Сергей посмотрел на девочку, и у него защемило сердце. Некрасивая. Большие темные глаза смотрели испуганно из-под коротких бесцветных ресниц. Странные глаза, голые какие-то на маленьком бледном личике. Наверно, потому, что светлые тонкие брови едва приметны.
— Поздоровайся, — повторил Малинин, и девочка робко протянула Сергею маленькую руку.
— Иди, мы сейчас. — И Малинин легонько подтолкнул ее к двери.
— Так на чем же мы остановились? Да, Диккенс…
…Все, что говорил Малинин, было человеческой речью. Все, что кричала Манефа, было визгом. Над ее злобным лаем нельзя было задуматься, с ней нельзя было спорить. Из ее уст вылетали хриплые заклинания, а человеческих слов не было.
Но разве это довод? Враг на то и враг, чтобы маскироваться. Умный враг всегда найдет высокое слово и всегда сумеет спрятаться за высокой мыслью. Но можно ли ставить в вину человеку, что он приютил у себя дочку погибшего друга. Змеиное семя… Да… Гуляев, наверно, виноват.
У нас зря не сажают. Нет, у нас зря не сажают. Но девочка? При чем тут девочка?
Месяца три спустя Сергей приехал в Клены на зимние каникулы. Петр Николаевич был молчалив и мрачен. Против обыкновения, не расспрашивал ни о Москве, ни об институте, ни о Варе…
Приходил с работы, раскладывал на столе свой инструмент и начинал мастерить. На глазах у Сергея рождалась Колумбова каравелла. Петр Николаевич все делал сам: выточил крутую грудь корабля, острым ножичком выстругал стройную мачту, из белой холстины сшил паруса. Поблескивали слюдяные окошки, свешивалась с борта маленькая шлюпка…
А Сергей дни напролет читал письма Герцена.
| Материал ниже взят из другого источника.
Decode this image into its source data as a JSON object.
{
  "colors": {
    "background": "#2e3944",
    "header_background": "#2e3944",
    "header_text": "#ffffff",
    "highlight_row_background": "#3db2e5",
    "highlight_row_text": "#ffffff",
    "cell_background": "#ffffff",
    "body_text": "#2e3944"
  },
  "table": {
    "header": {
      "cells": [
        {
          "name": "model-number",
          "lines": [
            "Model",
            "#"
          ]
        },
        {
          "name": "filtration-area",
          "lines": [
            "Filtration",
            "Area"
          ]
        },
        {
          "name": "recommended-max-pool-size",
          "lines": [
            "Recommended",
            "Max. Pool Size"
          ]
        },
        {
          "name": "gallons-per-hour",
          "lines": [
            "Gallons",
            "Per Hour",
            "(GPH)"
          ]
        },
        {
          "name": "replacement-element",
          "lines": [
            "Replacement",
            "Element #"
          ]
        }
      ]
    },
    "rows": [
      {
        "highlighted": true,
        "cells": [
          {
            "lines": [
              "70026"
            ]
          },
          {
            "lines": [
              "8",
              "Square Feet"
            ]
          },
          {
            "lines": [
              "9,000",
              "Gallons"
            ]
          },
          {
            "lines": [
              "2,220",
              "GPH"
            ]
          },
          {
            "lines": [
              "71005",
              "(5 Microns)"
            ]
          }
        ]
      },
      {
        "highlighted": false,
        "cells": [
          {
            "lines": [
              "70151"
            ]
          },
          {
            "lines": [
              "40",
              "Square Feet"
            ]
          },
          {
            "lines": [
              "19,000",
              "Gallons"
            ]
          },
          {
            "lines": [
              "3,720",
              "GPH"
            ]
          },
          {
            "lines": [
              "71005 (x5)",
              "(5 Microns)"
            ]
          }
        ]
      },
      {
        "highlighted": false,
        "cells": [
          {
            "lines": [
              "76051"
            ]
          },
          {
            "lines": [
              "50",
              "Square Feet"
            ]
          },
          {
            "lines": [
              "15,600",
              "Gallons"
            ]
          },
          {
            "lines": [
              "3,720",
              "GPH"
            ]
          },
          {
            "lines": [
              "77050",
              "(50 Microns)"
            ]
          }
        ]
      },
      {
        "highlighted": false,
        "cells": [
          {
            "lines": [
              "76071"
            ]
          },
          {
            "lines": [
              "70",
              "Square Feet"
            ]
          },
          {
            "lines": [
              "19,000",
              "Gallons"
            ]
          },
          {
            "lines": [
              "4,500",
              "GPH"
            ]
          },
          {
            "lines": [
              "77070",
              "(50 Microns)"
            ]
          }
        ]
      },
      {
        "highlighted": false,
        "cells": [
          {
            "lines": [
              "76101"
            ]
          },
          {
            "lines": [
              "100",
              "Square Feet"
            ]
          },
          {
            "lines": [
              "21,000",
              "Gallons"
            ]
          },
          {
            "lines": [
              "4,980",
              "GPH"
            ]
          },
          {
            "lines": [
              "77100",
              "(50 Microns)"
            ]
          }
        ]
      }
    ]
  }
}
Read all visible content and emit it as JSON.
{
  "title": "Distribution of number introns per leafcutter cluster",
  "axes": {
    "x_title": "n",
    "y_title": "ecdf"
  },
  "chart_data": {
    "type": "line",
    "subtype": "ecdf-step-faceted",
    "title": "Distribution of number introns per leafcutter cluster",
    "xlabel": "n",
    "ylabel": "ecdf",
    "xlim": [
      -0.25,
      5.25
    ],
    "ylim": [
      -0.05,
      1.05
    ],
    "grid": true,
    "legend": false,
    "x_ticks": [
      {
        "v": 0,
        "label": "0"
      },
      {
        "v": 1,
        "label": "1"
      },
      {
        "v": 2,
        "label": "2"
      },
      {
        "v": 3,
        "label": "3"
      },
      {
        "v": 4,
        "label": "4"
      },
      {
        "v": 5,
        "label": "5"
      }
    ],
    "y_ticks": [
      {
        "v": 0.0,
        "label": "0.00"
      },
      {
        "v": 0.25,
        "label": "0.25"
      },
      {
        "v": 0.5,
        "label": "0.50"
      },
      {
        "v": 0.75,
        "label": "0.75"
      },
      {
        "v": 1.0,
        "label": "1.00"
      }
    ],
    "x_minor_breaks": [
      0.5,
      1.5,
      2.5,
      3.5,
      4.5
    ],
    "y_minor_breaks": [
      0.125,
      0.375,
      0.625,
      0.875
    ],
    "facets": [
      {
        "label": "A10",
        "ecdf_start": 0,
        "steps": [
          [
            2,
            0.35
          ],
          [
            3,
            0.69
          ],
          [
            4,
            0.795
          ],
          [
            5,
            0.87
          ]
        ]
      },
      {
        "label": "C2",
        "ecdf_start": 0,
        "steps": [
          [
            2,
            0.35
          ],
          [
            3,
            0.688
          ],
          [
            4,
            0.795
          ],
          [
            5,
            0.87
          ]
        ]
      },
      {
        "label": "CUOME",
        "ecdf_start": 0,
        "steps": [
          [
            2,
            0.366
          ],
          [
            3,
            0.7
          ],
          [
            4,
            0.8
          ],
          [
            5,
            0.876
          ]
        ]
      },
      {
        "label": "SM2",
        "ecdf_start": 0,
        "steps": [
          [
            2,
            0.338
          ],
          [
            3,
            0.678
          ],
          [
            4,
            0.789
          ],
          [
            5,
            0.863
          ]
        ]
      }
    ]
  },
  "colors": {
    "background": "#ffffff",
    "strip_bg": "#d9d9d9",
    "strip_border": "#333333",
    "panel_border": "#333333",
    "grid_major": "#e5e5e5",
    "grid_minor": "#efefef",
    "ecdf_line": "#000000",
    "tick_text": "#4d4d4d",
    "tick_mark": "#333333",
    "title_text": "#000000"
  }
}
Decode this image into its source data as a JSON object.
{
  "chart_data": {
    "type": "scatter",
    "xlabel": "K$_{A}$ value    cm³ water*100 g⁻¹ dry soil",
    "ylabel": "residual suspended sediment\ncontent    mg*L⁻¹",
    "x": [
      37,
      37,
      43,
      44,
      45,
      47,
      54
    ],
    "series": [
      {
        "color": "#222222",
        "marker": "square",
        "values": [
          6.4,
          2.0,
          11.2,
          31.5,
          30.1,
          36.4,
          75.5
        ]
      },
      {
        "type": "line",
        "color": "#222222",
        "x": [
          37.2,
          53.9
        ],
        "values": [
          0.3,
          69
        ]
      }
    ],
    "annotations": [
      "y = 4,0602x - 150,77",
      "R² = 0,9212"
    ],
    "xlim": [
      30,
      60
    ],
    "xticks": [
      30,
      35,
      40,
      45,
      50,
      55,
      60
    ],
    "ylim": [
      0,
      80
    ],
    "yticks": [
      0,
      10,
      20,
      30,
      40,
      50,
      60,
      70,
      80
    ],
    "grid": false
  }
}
В ровном строю, в серой солдатской одежде стояли тома лемковского издания. И какой — наугад — ни возьми, с любой страницы звучали слова, обращенные прямо к Сергею. В этих книгах непрестанно шел разговор о том, что его мучило. Этот разговор начался давно, сто лет назад, и с тех пор кипел на этих страницах, не остывая.